When the starter solenoid goes "CLICK-CLICK-CLICK" that is a sign that there is enough voltage to pull the starter solenoid in, but applying a load to the starter motor drops the voltage below what is required to hold the solenoid in, so the solenoid lets go...which returns the voltage to enough to pull the solenoid in...which drops the voltage... You get the idea.
When the starter struggles to turn the motor over, the battery is close to death, especially when it intermediately clicks dropping the solenoid out. At this stage leaving the battery on a few amps recharging overnight can perk it up somewhat, but you are simply delaying the inevitable. Replace your battery.
But there is another sound/response you will hear which isn't the battery, it is the starter. Give aways are the solenoid pulls in no problems, the starter will crank the engine but very slowly, and then maybe starts cranking a bit faster. Or the solenoid will pull in and she either doesn't crank or starts to crank and then stops. If the battery is nearly dead the solenoid will click drop out, because the voltage has gone too low trying to crank the engine.
A few years ago my Falcon failed to start, and I braced myself to change the starter. But it turned out that the electrical connection had come loose. Phew.
But then, after 13 years of trouble free starting it was again proving difficult. I couldn't quite nail it down - was it the battery? Was it the starter? Some days I thought it was the battery, some days the starter. Was not easy to diagnose. So, I did nothing for a few months. Until a very hot day when it cranked for a bit, and then stopped, never to start again. The battery was pulling the solenoid in just fine, but the motor was doing nothing. Argh. And it's a very hot day. By the way, you can't bump start an automatic Falcon.
Suffice to say a mate of mine towed me home, and first thing the next day I went and sourced a new starter. My mate said to head over to Ashdown-Ingram in Wangara WA, they would look after me. He was correct. These days starters are throw away, no longer exchange, RRP on an after market starter was AUD$170(2019) but they gave it to me wholesale $92. Thanks! Note that some models of Falcon have 9 teeth on the starter, some have 10. Mark one tooth, and then count.

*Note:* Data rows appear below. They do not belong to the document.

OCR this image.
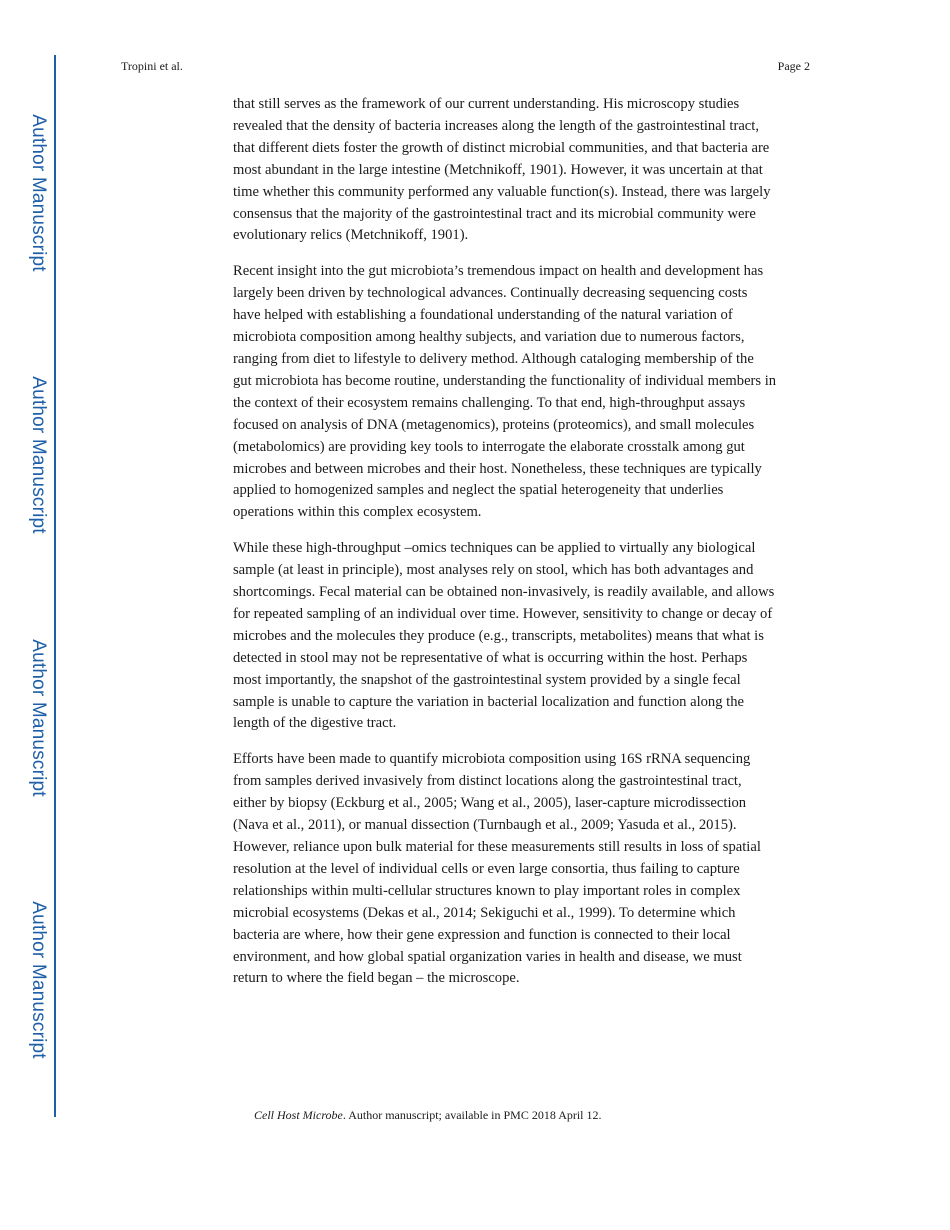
Author Manuscript
Author Manuscript
Author Manuscript
Author Manuscript
Tropini et al.	Page 2

that still serves as the framework of our current understanding. His microscopy studies
revealed that the density of bacteria increases along the length of the gastrointestinal tract,
that different diets foster the growth of distinct microbial communities, and that bacteria are
most abundant in the large intestine (Metchnikoff, 1901). However, it was uncertain at that
time whether this community performed any valuable function(s). Instead, there was largely
consensus that the majority of the gastrointestinal tract and its microbial community were
evolutionary relics (Metchnikoff, 1901).

Recent insight into the gut microbiota’s tremendous impact on health and development has
largely been driven by technological advances. Continually decreasing sequencing costs
have helped with establishing a foundational understanding of the natural variation of
microbiota composition among healthy subjects, and variation due to numerous factors,
ranging from diet to lifestyle to delivery method. Although cataloging membership of the
gut microbiota has become routine, understanding the functionality of individual members in
the context of their ecosystem remains challenging. To that end, high-throughput assays
focused on analysis of DNA (metagenomics), proteins (proteomics), and small molecules
(metabolomics) are providing key tools to interrogate the elaborate crosstalk among gut
microbes and between microbes and their host. Nonetheless, these techniques are typically
applied to homogenized samples and neglect the spatial heterogeneity that underlies
operations within this complex ecosystem.

While these high-throughput –omics techniques can be applied to virtually any biological
sample (at least in principle), most analyses rely on stool, which has both advantages and
shortcomings. Fecal material can be obtained non-invasively, is readily available, and allows
for repeated sampling of an individual over time. However, sensitivity to change or decay of
microbes and the molecules they produce (e.g., transcripts, metabolites) means that what is
detected in stool may not be representative of what is occurring within the host. Perhaps
most importantly, the snapshot of the gastrointestinal system provided by a single fecal
sample is unable to capture the variation in bacterial localization and function along the
length of the digestive tract.

Efforts have been made to quantify microbiota composition using 16S rRNA sequencing
from samples derived invasively from distinct locations along the gastrointestinal tract,
either by biopsy (Eckburg et al., 2005; Wang et al., 2005), laser-capture microdissection
(Nava et al., 2011), or manual dissection (Turnbaugh et al., 2009; Yasuda et al., 2015).
However, reliance upon bulk material for these measurements still results in loss of spatial
resolution at the level of individual cells or even large consortia, thus failing to capture
relationships within multi-cellular structures known to play important roles in complex
microbial ecosystems (Dekas et al., 2014; Sekiguchi et al., 1999). To determine which
bacteria are where, how their gene expression and function is connected to their local
environment, and how global spatial organization varies in health and disease, we must
return to where the field began – the microscope.

Cell Host Microbe. Author manuscript; available in PMC 2018 April 12.
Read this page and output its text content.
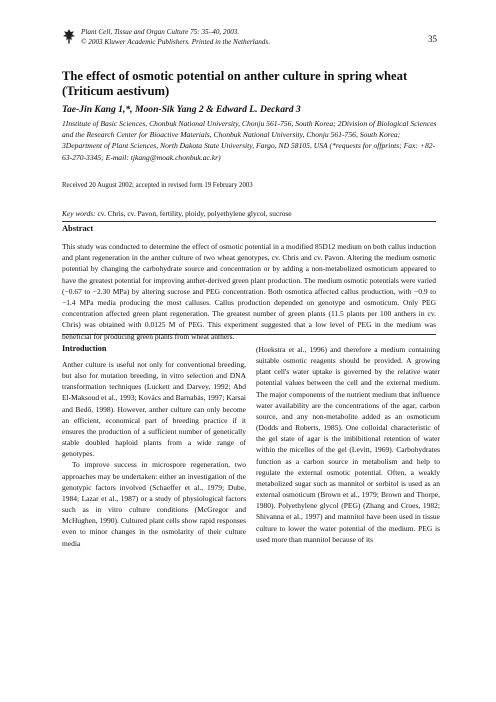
Plant Cell, Tissue and Organ Culture 75: 35–40, 2003.
© 2003 Kluwer Academic Publishers. Printed in the Netherlands.	35
The effect of osmotic potential on anther culture in spring wheat (Triticum aestivum)
Tae-Jin Kang 1,*, Moon-Sik Yang 2 & Edward L. Deckard 3
1Institute of Basic Sciences, Chonbuk National University, Chonju 561-756, South Korea; 2Division of Biological Sciences and the Research Center for Bioactive Materials, Chonbuk National University, Chonju 561-756, South Korea; 3Department of Plant Sciences, North Dakota State University, Fargo, ND 58105, USA (*requests for offprints; Fax: +82-63-270-3345; E-mail: tjkang@moak.chonbuk.ac.kr)
Received 20 August 2002; accepted in revised form 19 February 2003
Key words: cv. Chris, cv. Pavon, fertility, ploidy, polyethylene glycol, sucrose
Abstract
This study was conducted to determine the effect of osmotic potential in a modified 85D12 medium on both callus induction and plant regeneration in the anther culture of two wheat genotypes, cv. Chris and cv. Pavon. Altering the medium osmotic potential by changing the carbohydrate source and concentration or by adding a non-metabolized osmoticum appeared to have the greatest potential for improving anther-derived green plant production. The medium osmotic potentials were varied (−0.67 to −2.30 MPa) by altering sucrose and PEG concentration. Both osmotica affected callus production, with −0.9 to −1.4 MPa media producing the most calluses. Callus production depended on genotype and osmoticum. Only PEG concentration affected green plant regeneration. The greatest number of green plants (11.5 plants per 100 anthers in cv. Chris) was obtained with 0.0125 M of PEG. This experiment suggested that a low level of PEG in the medium was beneficial for producing green plants from wheat anthers.
Introduction

Anther culture is useful not only for conventional breeding, but also for mutation breeding, in vitro selection and DNA transformation techniques (Luckett and Darvey, 1992; Abd El-Maksoud et al., 1993; Kovács and Barnabás, 1997; Karsai and Bedő, 1998). However, anther culture can only become an efficient, economical part of breeding practice if it ensures the production of a sufficient number of genetically stable doubled haploid plants from a wide range of genotypes.

To improve success in microspore regeneration, two approaches may be undertaken: either an investigation of the genotypic factors involved (Schaeffer et al., 1979; Dube, 1984; Lazar et al., 1987) or a study of physiological factors such as in vitro culture conditions (McGregor and McHughen, 1990). Cultured plant cells show rapid responses even to minor changes in the osmolarity of their culture media

(Hoekstra et al., 1996) and therefore a medium containing suitable osmotic reagents should be provided. A growing plant cell's water uptake is governed by the relative water potential values between the cell and the external medium. The major components of the nutrient medium that influence water availability are the concentrations of the agar, carbon source, and any non-metabolite added as an osmoticum (Dodds and Roberts, 1985). One colloidal characteristic of the gel state of agar is the imbibitional retention of water within the micelles of the gel (Levitt, 1969). Carbohydrates function as a carbon source in metabolism and help to regulate the external osmotic potential. Often, a weakly metabolized sugar such as mannitol or sorbitol is used as an external osmoticum (Brown et al., 1979; Brown and Thorpe, 1980). Polyethylene glycol (PEG) (Zhang and Croes, 1982; Shivanna et al., 1997) and mannitol have been used in tissue culture to lower the water potential of the medium. PEG is used more than mannitol because of its
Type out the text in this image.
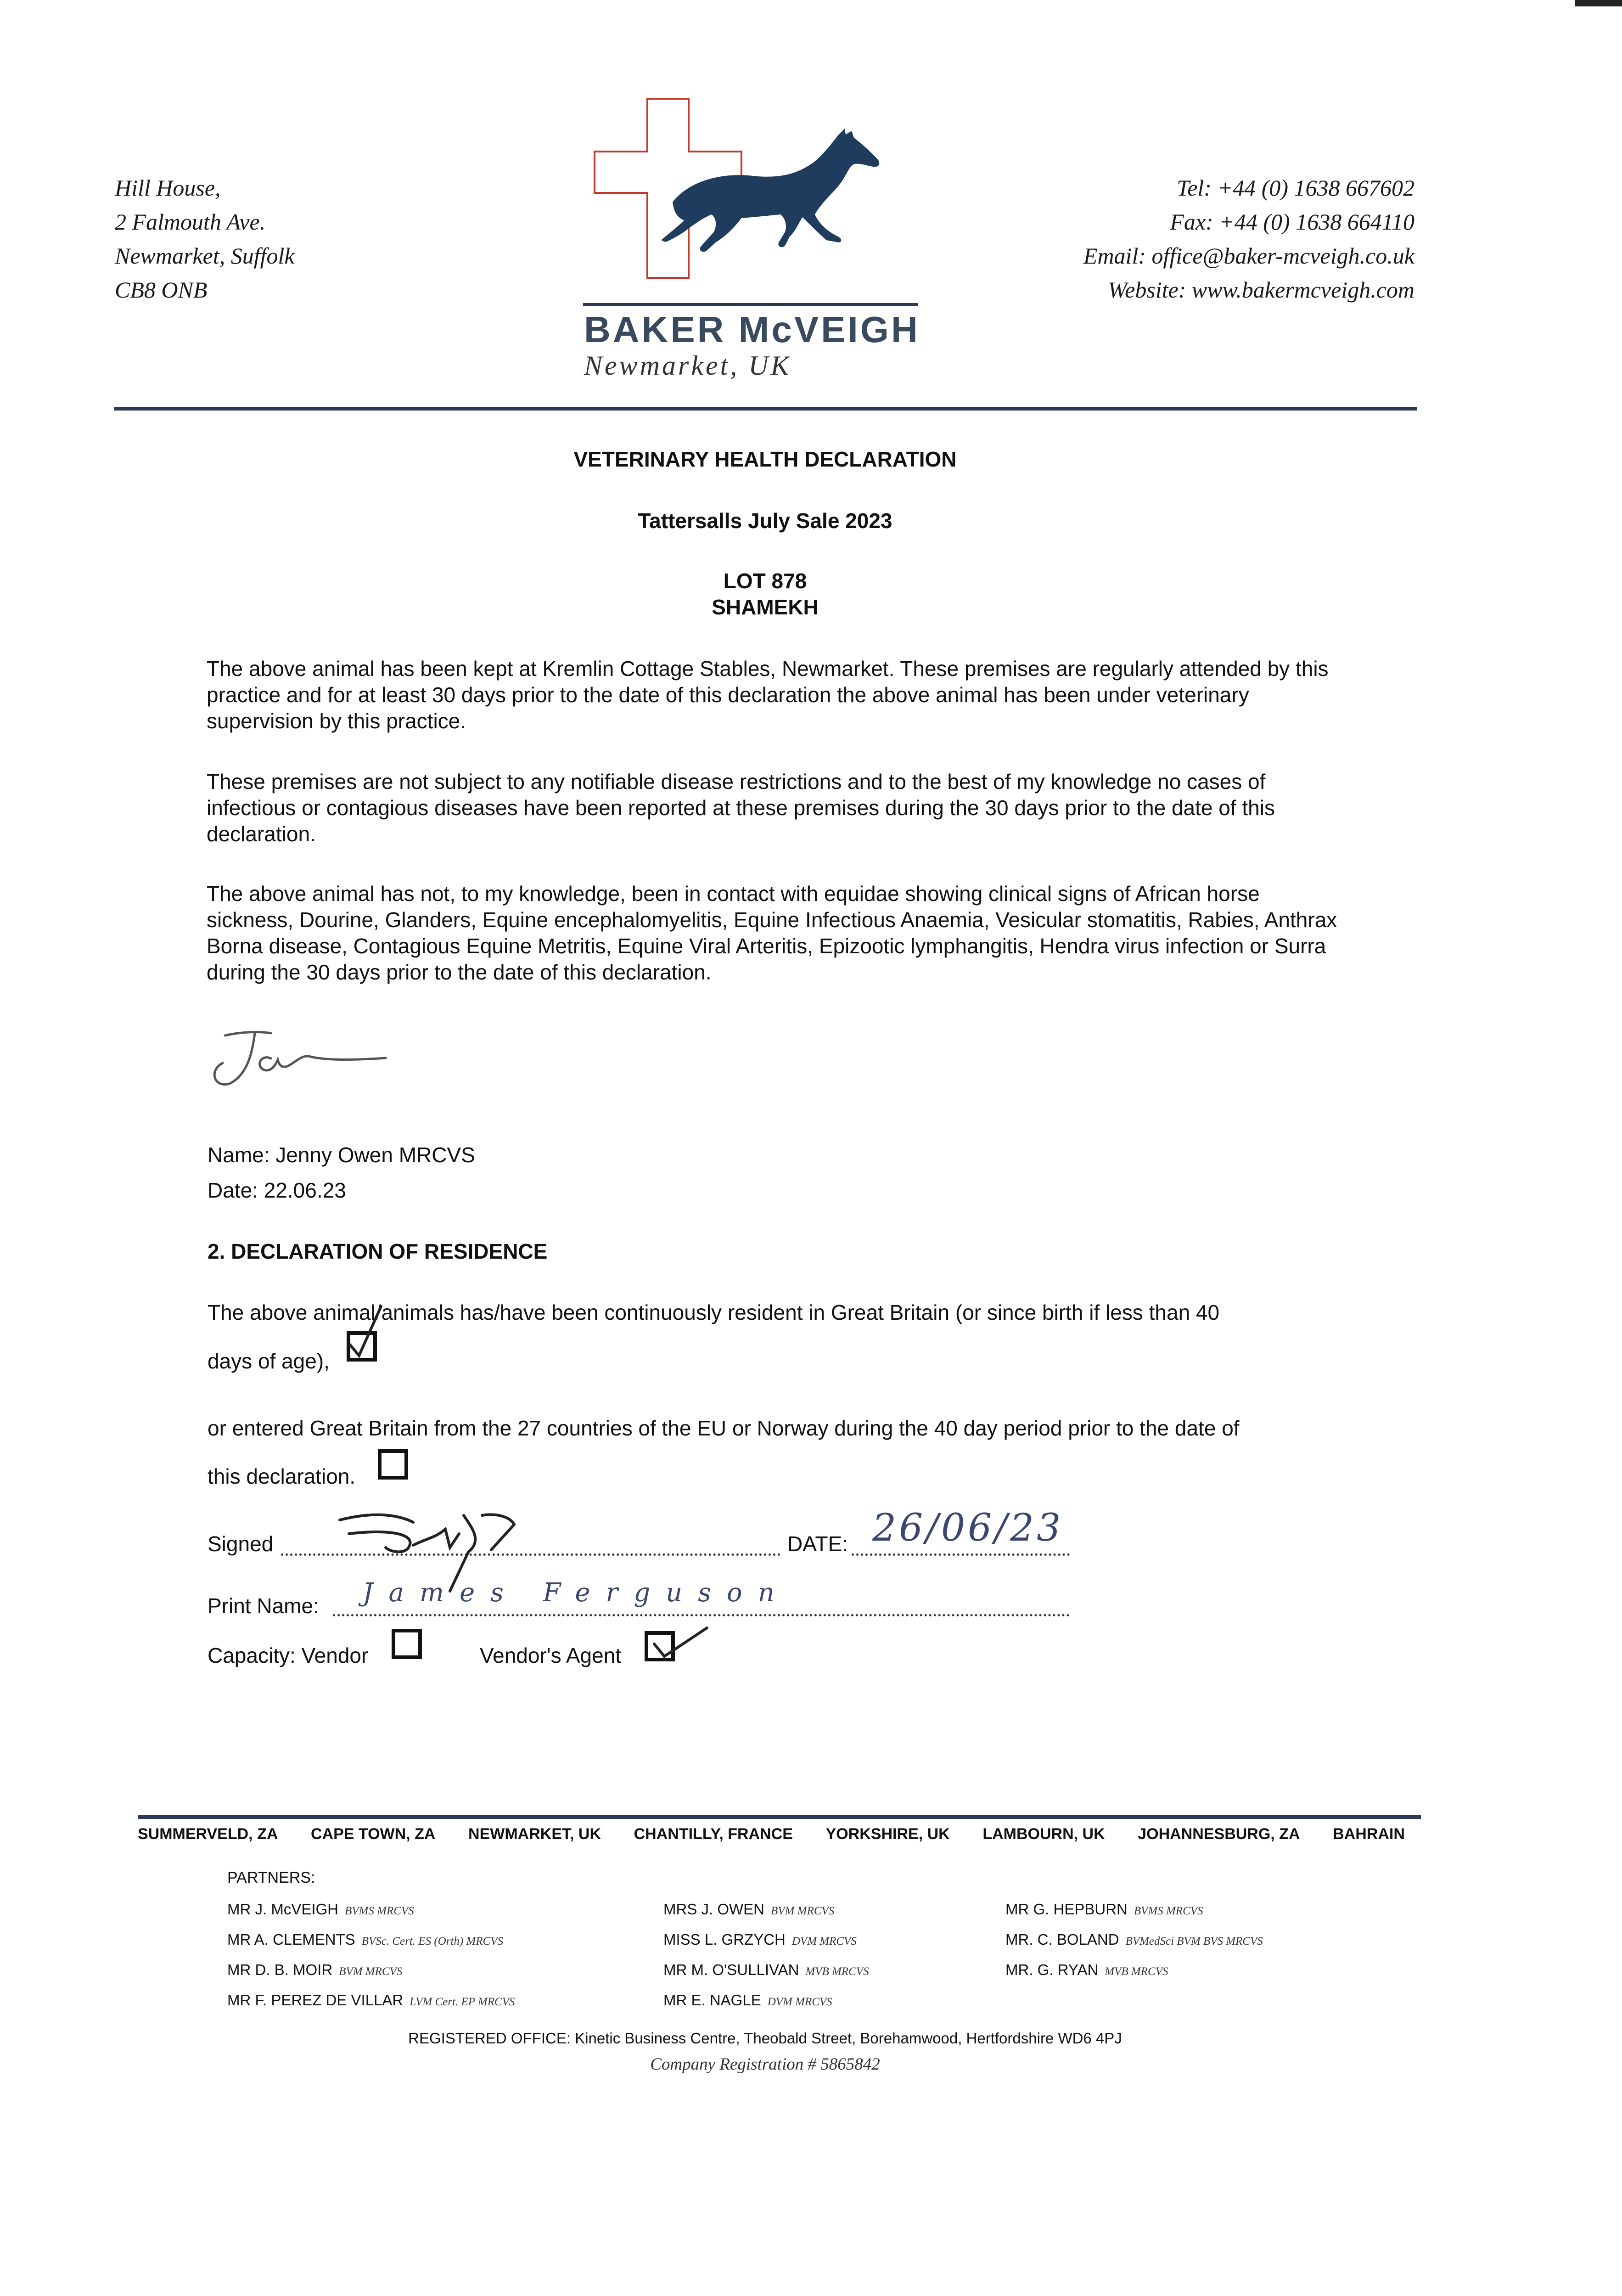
Hill House,
2 Falmouth Ave.
Newmarket, Suffolk
CB8 ONB
BAKER McVEIGH
Newmarket, UK
Tel: +44 (0) 1638 667602
Fax: +44 (0) 1638 664110
Email: office@baker-mcveigh.co.uk
Website: www.bakermcveigh.com
VETERINARY HEALTH DECLARATION
Tattersalls July Sale 2023
LOT 878
SHAMEKH
The above animal has been kept at Kremlin Cottage Stables, Newmarket. These premises are regularly attended by this practice and for at least 30 days prior to the date of this declaration the above animal has been under veterinary supervision by this practice.
These premises are not subject to any notifiable disease restrictions and to the best of my knowledge no cases of infectious or contagious diseases have been reported at these premises during the 30 days prior to the date of this declaration.
The above animal has not, to my knowledge, been in contact with equidae showing clinical signs of African horse sickness, Dourine, Glanders, Equine encephalomyelitis, Equine Infectious Anaemia, Vesicular stomatitis, Rabies, Anthrax Borna disease, Contagious Equine Metritis, Equine Viral Arteritis, Epizootic lymphangitis, Hendra virus infection or Surra during the 30 days prior to the date of this declaration.
Name: Jenny Owen MRCVS
Date: 22.06.23
2. DECLARATION OF RESIDENCE
The above animal/animals has/have been continuously resident in Great Britain (or since birth if less than 40
days of age),
or entered Great Britain from the 27 countries of the EU or Norway during the 40 day period prior to the date of
this declaration.
Signed	DATE: 26/06/23
Print Name: James Ferguson
Capacity: Vendor	Vendor's Agent
SUMMERVELD, ZA CAPE TOWN, ZA NEWMARKET, UK CHANTILLY, FRANCE YORKSHIRE, UK LAMBOURN, UK JOHANNESBURG, ZA BAHRAIN
PARTNERS:
MR J. McVEIGH BVMS MRCVS
MR A. CLEMENTS BVSc. Cert. ES (Orth) MRCVS
MR D. B. MOIR BVM MRCVS
MR F. PEREZ DE VILLAR LVM Cert. EP MRCVS
MRS J. OWEN BVM MRCVS
MISS L. GRZYCH DVM MRCVS
MR M. O'SULLIVAN MVB MRCVS
MR E. NAGLE DVM MRCVS
MR G. HEPBURN BVMS MRCVS
MR. C. BOLAND BVMedSci BVM BVS MRCVS
MR. G. RYAN MVB MRCVS
REGISTERED OFFICE: Kinetic Business Centre, Theobald Street, Borehamwood, Hertfordshire WD6 4PJ
Company Registration # 5865842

Removing the old and installing the new - it is possible to do without say taking the engine out, but it is hard. You jack up the passenger side of the car, and go under. There are two bolts holding it in. One at the bottom which is easy enough to get to. One at the top which is not easy to get to, and you can't see it. You have to go by feel. I had a socket on a 20cm extension and I just kept poking around in the general area until it felt like I was on the bolt. Then I plugged in the ratchet, carefully, and undid/redid. You will get frustrated. You will lose skin. But you can do it. Years ago I put a little mirror on a bendy piece of wire, I used this to see behind the starter to get my bearings, and tried again. Stay calm, be patient, you'll make it.
Once you have your new starter installed you won't believe how quickly the engine turns over! You don't realise how slow it becomes until you compare it to a new one!